On our previous visit, I had “seen” Elegant Terns, but couldn’t really count them as a lifer, as they were very distant, and they weren’t distinguishable, but this time I got close. It also helped that I had binoculars and a telephoto lens with me! So… *LIFER!*
The Elegant Tern colony was perhaps a hundred strong, and I enjoyed long and close looks at this pretty seabird. Although a passing wildlife enthusiast said she’d been told that the adults had all left, this was not the case, as their bright orange bills were conspicuous among the paler yellow of the juveniles.
Elegant Tern Colony
At the water’s edge, I had to walk through the gull flock, which parted noisily and quickly re-formed behind me. A handful of Marbled Godwits and a couple of Willets foraged at the waterline, and Brandt’s Cormorants and a lone Great Egret were farther out in the surf.

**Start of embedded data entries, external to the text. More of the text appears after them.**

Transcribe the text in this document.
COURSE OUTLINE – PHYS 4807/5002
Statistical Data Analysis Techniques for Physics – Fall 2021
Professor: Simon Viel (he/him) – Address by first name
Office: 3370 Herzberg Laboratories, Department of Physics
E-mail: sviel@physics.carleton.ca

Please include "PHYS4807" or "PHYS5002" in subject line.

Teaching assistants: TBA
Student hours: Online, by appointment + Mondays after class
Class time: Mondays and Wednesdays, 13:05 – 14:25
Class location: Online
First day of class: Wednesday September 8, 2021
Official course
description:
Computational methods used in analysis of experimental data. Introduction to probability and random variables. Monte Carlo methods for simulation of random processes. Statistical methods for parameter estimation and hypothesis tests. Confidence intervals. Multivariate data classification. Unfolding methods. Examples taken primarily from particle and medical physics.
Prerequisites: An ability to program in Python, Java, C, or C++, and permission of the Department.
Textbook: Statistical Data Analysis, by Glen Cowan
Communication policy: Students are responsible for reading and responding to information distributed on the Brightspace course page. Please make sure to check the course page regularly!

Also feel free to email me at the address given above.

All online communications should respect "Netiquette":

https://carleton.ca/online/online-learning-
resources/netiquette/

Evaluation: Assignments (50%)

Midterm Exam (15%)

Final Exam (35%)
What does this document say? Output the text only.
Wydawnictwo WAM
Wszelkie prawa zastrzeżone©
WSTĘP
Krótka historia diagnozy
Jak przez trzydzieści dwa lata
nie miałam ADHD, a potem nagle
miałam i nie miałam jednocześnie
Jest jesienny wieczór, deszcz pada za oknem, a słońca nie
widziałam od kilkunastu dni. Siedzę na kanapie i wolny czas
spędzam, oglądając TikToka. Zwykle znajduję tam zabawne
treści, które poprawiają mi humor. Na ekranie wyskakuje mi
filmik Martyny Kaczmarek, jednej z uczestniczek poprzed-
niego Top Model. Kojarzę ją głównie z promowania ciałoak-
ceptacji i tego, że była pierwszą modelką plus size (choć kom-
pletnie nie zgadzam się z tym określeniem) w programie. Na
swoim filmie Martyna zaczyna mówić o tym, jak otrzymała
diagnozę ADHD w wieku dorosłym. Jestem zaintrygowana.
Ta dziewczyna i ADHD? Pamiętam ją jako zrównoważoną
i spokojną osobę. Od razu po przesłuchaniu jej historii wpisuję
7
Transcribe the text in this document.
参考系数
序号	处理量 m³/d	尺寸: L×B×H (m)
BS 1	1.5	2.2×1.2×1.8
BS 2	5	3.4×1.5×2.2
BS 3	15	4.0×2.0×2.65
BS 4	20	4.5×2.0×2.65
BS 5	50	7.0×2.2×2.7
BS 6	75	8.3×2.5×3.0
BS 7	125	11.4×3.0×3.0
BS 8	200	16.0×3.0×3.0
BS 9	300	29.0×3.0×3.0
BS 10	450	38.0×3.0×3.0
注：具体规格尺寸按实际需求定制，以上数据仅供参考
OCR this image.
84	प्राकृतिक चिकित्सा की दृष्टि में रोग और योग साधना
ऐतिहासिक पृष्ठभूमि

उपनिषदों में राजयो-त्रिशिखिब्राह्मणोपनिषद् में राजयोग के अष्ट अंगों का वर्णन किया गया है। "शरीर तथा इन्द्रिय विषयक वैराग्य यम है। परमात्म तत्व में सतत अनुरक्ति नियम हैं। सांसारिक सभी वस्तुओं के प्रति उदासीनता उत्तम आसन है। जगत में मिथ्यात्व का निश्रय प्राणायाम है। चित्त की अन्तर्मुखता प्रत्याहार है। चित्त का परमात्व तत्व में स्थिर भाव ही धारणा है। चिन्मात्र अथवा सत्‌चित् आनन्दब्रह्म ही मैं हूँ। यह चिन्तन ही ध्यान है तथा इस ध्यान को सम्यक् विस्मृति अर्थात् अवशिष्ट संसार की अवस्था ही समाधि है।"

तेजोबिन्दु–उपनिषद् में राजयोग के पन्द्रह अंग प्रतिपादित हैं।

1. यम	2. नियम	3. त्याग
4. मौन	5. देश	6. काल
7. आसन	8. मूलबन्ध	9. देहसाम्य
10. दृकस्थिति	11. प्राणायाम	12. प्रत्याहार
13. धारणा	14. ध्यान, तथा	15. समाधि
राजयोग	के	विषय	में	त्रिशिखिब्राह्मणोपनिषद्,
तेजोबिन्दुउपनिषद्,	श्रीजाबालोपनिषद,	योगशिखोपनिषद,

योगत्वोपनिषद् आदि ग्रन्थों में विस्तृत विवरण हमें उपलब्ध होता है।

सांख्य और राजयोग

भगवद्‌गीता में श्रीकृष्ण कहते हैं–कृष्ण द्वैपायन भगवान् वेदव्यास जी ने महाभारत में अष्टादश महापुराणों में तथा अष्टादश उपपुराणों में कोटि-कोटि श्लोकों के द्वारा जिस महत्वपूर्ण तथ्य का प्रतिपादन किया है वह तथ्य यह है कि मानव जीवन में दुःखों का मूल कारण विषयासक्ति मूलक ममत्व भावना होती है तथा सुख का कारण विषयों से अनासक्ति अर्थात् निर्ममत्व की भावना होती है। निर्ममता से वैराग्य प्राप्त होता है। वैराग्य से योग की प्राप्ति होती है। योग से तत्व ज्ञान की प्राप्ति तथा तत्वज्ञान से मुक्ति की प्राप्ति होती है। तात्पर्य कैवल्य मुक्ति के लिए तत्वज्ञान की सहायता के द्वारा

Brown Pelicans were constantly flying to and fro, mingling with the gulls, and splashing in the lagoon’s waters. Although the overcast conditions weren’t ideal, I did manage to get a few good flight shots of these prehistoric beauties.
A small group of Sanderlings rested just past the tideline, then burst into action, little black and white wind-up birds.
A cooperative Marbled Godwit gave me very good views and even posed for a few portraits.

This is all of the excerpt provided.